Crackdown on activism, a cause for concern

Countering peaceful civil disobedience protests with criminal prosecution, and using harsh punishments to stifle dissent, point to a disturbing trend.

June 05, 2010 12:51 am | Updated 12:51 am IST

Non-governmental organisations and their activists play an essential role in representative democracies. Like journalists and other watchdogs of society, they are part of the vanguard against tyranny. Their actions are often inconvenient to politicians, but the service they render to the political system should not be underestimated. However, there is an increasing and disturbing trend of answering civil disobedience and peaceful protests with criminal prosecution, and using harsh, disproportionate punishments as a means to stifle dissent and restrict freedom of expression.
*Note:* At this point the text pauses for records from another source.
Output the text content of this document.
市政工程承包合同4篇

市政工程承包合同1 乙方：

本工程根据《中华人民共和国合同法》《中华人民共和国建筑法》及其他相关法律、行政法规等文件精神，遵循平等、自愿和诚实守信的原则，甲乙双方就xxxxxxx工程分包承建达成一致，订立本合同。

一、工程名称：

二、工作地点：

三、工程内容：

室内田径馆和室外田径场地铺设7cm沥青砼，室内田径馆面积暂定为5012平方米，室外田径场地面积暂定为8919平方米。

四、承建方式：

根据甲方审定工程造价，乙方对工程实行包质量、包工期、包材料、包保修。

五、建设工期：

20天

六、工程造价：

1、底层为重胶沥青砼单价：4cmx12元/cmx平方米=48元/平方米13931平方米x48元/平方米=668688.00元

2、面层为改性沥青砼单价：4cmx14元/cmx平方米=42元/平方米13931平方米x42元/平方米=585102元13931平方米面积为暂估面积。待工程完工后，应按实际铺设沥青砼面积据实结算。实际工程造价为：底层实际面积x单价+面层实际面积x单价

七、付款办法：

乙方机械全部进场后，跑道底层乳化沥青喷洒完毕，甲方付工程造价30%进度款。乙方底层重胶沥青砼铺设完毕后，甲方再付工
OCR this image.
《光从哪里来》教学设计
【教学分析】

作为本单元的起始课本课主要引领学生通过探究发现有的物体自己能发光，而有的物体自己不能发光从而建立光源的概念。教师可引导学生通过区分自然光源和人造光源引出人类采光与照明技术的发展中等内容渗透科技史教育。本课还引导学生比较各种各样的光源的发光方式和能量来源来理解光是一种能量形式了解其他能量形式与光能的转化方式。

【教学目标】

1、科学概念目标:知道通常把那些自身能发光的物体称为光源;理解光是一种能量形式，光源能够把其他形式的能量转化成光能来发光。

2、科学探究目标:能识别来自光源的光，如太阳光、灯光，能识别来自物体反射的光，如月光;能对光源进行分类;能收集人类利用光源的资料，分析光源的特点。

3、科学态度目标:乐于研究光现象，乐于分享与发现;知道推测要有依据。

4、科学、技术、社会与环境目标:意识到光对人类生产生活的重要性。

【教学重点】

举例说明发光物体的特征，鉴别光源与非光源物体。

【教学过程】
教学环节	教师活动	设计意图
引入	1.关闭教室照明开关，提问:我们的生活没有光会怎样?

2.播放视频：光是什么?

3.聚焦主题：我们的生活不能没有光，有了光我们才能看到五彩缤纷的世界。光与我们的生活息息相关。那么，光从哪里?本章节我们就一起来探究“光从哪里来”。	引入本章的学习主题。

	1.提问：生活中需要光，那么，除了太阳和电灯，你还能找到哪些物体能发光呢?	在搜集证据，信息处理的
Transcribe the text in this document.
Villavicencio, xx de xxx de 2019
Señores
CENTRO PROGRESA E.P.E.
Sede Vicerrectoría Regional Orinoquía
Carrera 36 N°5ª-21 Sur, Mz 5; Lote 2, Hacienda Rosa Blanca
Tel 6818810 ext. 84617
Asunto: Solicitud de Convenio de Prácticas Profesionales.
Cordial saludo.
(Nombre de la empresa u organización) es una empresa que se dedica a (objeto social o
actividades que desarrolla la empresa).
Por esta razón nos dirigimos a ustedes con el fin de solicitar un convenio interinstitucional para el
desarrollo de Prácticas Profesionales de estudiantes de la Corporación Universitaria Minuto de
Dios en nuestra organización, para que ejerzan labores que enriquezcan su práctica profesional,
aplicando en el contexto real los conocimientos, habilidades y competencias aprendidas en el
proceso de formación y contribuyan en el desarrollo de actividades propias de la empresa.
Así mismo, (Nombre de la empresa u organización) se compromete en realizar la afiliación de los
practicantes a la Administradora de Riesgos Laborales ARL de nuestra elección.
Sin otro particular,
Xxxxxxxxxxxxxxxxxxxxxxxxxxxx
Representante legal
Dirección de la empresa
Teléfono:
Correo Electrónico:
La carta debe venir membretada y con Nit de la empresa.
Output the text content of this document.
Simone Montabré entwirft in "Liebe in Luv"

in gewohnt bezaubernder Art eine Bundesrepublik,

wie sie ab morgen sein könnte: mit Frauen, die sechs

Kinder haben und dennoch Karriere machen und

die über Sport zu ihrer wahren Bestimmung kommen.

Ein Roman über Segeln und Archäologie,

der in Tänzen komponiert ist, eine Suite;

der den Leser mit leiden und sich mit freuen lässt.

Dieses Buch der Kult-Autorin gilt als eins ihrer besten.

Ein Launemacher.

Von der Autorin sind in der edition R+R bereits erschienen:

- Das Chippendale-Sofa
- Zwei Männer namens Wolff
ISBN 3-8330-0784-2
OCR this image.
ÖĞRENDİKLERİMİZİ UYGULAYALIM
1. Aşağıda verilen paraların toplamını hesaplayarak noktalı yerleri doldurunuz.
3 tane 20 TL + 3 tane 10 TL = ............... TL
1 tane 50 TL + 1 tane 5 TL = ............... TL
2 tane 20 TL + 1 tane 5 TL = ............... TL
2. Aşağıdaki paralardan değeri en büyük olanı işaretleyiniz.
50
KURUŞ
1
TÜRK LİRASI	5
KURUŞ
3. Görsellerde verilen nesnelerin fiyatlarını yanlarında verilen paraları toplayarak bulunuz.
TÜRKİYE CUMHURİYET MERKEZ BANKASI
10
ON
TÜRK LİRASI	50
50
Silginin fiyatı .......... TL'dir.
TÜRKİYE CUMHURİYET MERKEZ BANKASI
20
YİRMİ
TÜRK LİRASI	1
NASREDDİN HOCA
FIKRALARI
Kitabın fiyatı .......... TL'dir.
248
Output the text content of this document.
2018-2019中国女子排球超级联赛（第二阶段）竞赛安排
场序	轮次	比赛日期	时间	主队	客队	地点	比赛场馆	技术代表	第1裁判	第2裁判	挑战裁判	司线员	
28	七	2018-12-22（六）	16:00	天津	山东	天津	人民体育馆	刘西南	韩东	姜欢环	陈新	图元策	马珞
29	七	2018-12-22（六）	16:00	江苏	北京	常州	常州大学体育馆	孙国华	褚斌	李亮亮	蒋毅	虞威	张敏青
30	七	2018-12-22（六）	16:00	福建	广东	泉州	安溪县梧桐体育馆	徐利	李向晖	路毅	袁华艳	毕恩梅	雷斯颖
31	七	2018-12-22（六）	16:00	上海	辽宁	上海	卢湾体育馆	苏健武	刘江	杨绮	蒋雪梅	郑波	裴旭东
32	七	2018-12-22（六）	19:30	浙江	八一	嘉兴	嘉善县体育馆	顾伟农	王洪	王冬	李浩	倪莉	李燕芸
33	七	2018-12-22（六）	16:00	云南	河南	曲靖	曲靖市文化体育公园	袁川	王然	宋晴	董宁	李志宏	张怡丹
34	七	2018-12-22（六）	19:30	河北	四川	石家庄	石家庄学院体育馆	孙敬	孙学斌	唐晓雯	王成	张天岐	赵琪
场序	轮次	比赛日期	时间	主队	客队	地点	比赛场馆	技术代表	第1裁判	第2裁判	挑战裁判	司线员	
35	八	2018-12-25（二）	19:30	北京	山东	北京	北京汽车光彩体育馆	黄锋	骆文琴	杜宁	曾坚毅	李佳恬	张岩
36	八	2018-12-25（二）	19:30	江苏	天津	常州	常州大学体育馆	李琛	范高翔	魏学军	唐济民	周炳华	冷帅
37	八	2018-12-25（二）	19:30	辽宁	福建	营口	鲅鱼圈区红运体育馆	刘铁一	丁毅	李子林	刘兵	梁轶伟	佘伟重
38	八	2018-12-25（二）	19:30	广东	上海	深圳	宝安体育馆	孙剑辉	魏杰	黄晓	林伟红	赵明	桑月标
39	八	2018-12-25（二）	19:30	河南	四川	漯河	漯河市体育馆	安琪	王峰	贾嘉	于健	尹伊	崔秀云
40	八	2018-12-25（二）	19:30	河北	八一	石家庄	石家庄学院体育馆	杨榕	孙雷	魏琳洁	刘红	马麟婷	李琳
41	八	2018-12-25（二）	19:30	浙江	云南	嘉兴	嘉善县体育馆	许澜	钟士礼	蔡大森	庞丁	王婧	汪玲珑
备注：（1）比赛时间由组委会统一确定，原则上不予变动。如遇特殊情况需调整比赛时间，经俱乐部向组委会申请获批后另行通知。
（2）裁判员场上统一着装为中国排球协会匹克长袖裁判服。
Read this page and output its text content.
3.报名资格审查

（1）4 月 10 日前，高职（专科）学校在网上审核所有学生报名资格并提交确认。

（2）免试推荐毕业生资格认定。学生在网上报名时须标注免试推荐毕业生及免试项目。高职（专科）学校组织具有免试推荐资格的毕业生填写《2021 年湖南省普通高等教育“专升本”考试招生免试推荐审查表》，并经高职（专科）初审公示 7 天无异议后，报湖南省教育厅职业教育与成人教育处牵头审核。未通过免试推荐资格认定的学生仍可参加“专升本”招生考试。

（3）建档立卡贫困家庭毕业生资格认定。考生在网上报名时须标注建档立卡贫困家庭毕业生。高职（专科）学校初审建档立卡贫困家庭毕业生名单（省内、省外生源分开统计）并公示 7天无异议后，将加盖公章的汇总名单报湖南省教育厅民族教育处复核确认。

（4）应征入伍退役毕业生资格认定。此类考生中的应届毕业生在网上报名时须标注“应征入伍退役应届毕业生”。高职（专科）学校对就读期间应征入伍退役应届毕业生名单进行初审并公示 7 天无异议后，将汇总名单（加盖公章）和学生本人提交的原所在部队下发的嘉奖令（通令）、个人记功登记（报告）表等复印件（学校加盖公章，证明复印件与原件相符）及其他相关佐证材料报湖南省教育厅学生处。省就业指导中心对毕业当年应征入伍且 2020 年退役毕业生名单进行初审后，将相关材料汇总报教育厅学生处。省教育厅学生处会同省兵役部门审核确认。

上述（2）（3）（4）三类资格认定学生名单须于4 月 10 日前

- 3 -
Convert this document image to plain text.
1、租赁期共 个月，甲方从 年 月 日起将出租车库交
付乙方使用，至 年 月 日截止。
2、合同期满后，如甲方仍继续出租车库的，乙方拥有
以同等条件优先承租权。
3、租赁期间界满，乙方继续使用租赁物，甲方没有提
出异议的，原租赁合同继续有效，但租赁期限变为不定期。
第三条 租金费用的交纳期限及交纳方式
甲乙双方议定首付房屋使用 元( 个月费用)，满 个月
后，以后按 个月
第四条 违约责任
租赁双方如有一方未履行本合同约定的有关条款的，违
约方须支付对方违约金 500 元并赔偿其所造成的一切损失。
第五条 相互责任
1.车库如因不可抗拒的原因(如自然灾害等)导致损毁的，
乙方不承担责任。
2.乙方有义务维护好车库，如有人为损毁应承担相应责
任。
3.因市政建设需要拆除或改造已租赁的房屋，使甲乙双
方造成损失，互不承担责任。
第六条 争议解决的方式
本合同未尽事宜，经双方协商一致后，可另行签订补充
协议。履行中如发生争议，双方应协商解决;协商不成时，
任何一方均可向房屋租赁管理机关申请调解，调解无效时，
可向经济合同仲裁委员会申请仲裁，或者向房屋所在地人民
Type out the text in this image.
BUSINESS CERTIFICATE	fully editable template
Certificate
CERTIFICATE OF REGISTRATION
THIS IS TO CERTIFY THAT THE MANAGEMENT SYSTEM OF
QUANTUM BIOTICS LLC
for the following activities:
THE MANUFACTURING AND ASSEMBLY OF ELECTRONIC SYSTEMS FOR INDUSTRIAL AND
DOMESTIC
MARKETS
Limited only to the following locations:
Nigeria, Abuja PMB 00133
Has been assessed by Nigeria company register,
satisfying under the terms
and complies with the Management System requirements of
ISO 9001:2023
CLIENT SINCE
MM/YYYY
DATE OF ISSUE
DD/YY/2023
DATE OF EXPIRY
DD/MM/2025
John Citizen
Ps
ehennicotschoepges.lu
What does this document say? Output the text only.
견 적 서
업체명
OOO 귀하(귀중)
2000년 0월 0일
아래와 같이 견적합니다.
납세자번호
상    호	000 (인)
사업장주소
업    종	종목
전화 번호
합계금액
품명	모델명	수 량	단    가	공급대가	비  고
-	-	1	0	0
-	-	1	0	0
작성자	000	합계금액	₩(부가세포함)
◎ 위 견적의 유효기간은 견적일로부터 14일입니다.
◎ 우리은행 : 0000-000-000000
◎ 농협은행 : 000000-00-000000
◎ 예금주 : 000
Just looking at Greenpeace, an organisation that strictly adheres to its core values of non-violent direct action, there are several prominent examples of activists attracting harsh treatment from authorities over the last few years alone. During the climate conference in Copenhagen in December 2009, for example, four Greenpeace activists were held for 20 days in preventive detention for gate-crashing a banquet held by the Danish Queen and unfurling banners. This reaction by the Danish justice system to the “Red Carpet Four” was a particularly intimidating act, considering the peaceful nature of the activity.

More than a year earlier on the other side of the globe, anti-whaling activists Junichi Sato and Toru Suzuki were subjected to similar arbitrary detention. They had intercepted a box of whale meat, embezzled from the taxpayer-funded whaling programme, and handed it over to the public prosecutor as proof of the illegal trade. Remarkably, it was them, and not the whale-meat traffickers, who were arrested. They were held for 26 days – 23 of them without charge – before being charged with trespass and theft, and put on trial by a justice system that refuses to investigate whale meat embezzlement.

In both cases there was no justification for such extended periods of detention, especially since Greenpeace and the activists involved cooperated honestly and willingly with the investigations. In the case of the Tokyo Two, as Sato and Suzuki are known, the fact that after two years they are still defending themselves in court is particularly unjustifiable.

The United Nations Working Group on Arbitrary Detention agrees with this argument: it recently adopted an opinion that the Tokyo Two were arbitrarily detained by the authorities, and that the Japanese authorities have failed to respect their human rights, including freedom of opinion and expression.

What is of particular concern in these cases is that both Denmark and Japan are First World democracies that have signed and ratified the U.N. International Covenant on Civil and Political Rights (ICCPR). Based on the Universal Declaration of Human Rights, the ICCPR is a significant measure to make sure that basic human rights are respected and ensured by all parties. Lengthy and arbitrary detention of activists not only constitutes a violation of the ICCPR, but creates what the European Court of Human Rights describes as a “chilling effect,” in that the fear of repercussions from authorities works to discourage further peaceful dissent that is essential to a free and open society.

The Red Carpet Four and the Tokyo Two all face jail sentences. This highlights the growing tendency of authorities to resort to criminal law in a quick and disproportionate manner. This is a matter of deep concern, as it is a sign of justice systems being used as tools to rein in the freedom of expression and the political liberty of citizens.

It may have been 30 years since Japan ratified the ICCPR, but the U.N. Human Rights Committee has repeatedly called upon it, most recently in 2008, to improve the situation in relation to human rights across 26 different categories, including freedom of expression.

The case of the Tokyo Two provides a clear sign that the Japanese authorities are not living up to the country's obligations under the ICCPR. What is equally a matter of concern is that neither are its fellow-signatories doing so. All governments that have ratified the ICCPR must ensure that its principles are upheld, not only in their own country but universally. It is an international treaty and the defence of human rights is an international obligation. It is unacceptable to simply say “not my country, not my problem.”

The severe reactions by police and legal systems against the Red Carpet Four and the Tokyo Two constitute flagrant violations of the freedom of expression and the right to peaceful protest, rights guaranteed by the European and International Conventions on Human Rights. These cases stand as a warning to everyone of what the future may hold if governments are allowed to simply ignore their obligations and disrespect the fundamental rights of citizens and NGOs whose intentions are to contribute to a better world for all.

(Dirk Voorhoof is a Professor of Media Law and Freedom of Expression at Ghent University, Belgium, and Copenhagen University, Denmark; Serge Gutwirth is a Professor of Human Rights at the University of Brussels, Belgium.)